Dove sta il trauma, allora, direte voi? Beh, io sono stata così scioccata da chiedermi se serve ancora a qualche cosa riceverli, pregare insieme, annunziare la buona notizia di Gesù, compagno ed amore nostro, Salvatore mio e nostro, che rimane ogni giorno con noi sotto la forma del pane e del vino e ci invita ad essere anche noi figli del Padre!

Il problema educativo

Come mai, tanto pessimismo, direte voi. Il compito del cristiano non è anzitutto quello di conservare un po’ di ottimismo poiché Cristo è risorto? È vero. Tutto questo è vero. Ma rimane un problema di fondo. Un problema educativo. Di trasmissione della fede e di ciò che comporta l’essere cristiani.
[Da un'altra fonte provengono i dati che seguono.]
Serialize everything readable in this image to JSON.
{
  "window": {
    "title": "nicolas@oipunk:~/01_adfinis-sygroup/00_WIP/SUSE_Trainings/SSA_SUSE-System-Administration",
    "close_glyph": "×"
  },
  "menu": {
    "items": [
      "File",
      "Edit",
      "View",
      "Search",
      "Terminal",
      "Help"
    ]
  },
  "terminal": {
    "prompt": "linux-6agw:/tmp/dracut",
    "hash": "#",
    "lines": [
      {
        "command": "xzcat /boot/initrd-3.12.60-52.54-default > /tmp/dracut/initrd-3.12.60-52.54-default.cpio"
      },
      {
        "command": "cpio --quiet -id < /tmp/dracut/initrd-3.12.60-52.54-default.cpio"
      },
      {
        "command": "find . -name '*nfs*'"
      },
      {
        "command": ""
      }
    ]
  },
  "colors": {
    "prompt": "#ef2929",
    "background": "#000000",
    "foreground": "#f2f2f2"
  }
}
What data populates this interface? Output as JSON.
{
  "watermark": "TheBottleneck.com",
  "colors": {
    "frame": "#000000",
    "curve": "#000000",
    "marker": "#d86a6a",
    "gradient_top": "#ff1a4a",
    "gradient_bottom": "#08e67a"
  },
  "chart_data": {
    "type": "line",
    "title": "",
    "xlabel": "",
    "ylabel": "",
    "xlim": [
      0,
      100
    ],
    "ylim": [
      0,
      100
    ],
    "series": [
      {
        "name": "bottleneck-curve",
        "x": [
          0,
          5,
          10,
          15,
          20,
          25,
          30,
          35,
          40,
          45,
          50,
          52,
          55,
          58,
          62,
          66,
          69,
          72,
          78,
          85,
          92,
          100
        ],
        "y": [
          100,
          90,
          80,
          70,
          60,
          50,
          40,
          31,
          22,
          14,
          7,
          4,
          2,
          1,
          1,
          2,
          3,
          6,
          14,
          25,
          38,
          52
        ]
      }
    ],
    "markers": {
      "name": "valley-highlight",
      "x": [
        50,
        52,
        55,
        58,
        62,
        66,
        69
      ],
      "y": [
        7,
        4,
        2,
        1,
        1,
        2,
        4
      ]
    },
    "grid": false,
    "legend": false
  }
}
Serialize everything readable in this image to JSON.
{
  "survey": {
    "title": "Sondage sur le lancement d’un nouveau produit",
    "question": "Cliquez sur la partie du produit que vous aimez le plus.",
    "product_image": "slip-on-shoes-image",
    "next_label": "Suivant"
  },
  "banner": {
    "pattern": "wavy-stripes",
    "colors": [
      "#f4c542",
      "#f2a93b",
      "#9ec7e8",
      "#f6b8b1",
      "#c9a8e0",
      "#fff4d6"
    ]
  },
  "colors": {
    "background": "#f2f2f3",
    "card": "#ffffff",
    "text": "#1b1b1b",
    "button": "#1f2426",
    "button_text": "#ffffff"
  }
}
Non si tratta di giudizi, né di pregiudizi. Ma ho il cuore affranto. Spaccato. Devo dire che non ci capisco più niente. Forse sono ormai troppo vecchia per capire i giovani oppure con la mia testa sono rimasta indietro, forse alla bella età che non ci fu mai, o forse esagero tanto da potermi raffigurare come una talebana, terrorista in nome di un Dio che dovrebbe essere tutto e solo amore.

Mi spiego: come sempre c’è qualcuno che mi chiede di potere parlare a quattro occhi ad un certo momento della permanenza qui da noi. Io ascolto attentamente e amorosamente, cosciente dell’onore che mi fa il Signore di mandarmi i suoi figli, a svelare alla peccatrice che sono i segreti della loro anima e della loro vita e spesse volte aspettano anche da me qualche consiglio.

Il problema sta proprio qui.

Se una ragazza di 19 anni, mi dice, di essere già unita al suo ragazzo della stessa età o quasi, come sono marito e moglie, e alla mia domanda:

“Vuoi sposarlo?”, mi risponde: “Oh! No! Che ne so io se mi piacerà ancora fra 3 anni!”.

Beh, io non so più cosa dire, soprattutto se mi dice subito dopo che si è confessata e che il frate le ha consigliato di non drammatizzare e che è normale che due che si piacciono vivano come marito e moglie!

Io rimango di stucco perché penso al sacerdote e chi sono io per dire una cosa diversa da quella che ha detto un prete! Ma capite che qui c’è qualcosa che non funziona, anche perché, fino a prova contraria, mi pare che Santa Madre Chiesa abbia insegnato e continui ad insegnare ben altre cose! Il fidanzamento è una cosa e il matrimonio un’altra e poi come si fa a costruire un futuro senza l’impegno di una fedeltà? Che storia è questa del “se mi piace” o del “se non mi piace più”? Una persona non è un vestito o un soprammobile!

Comportarsi così, porta naturalmente ad esporsi al pericolo di una gravidanza che in queste circostanze è più che non gradita. E può essere anche una catastrofe per due giovani che giocano con il loro corpo. Ma questo non ha più nulla a che vedere con l’amore. Questo è solo usare del proprio corpo e di quello altrui.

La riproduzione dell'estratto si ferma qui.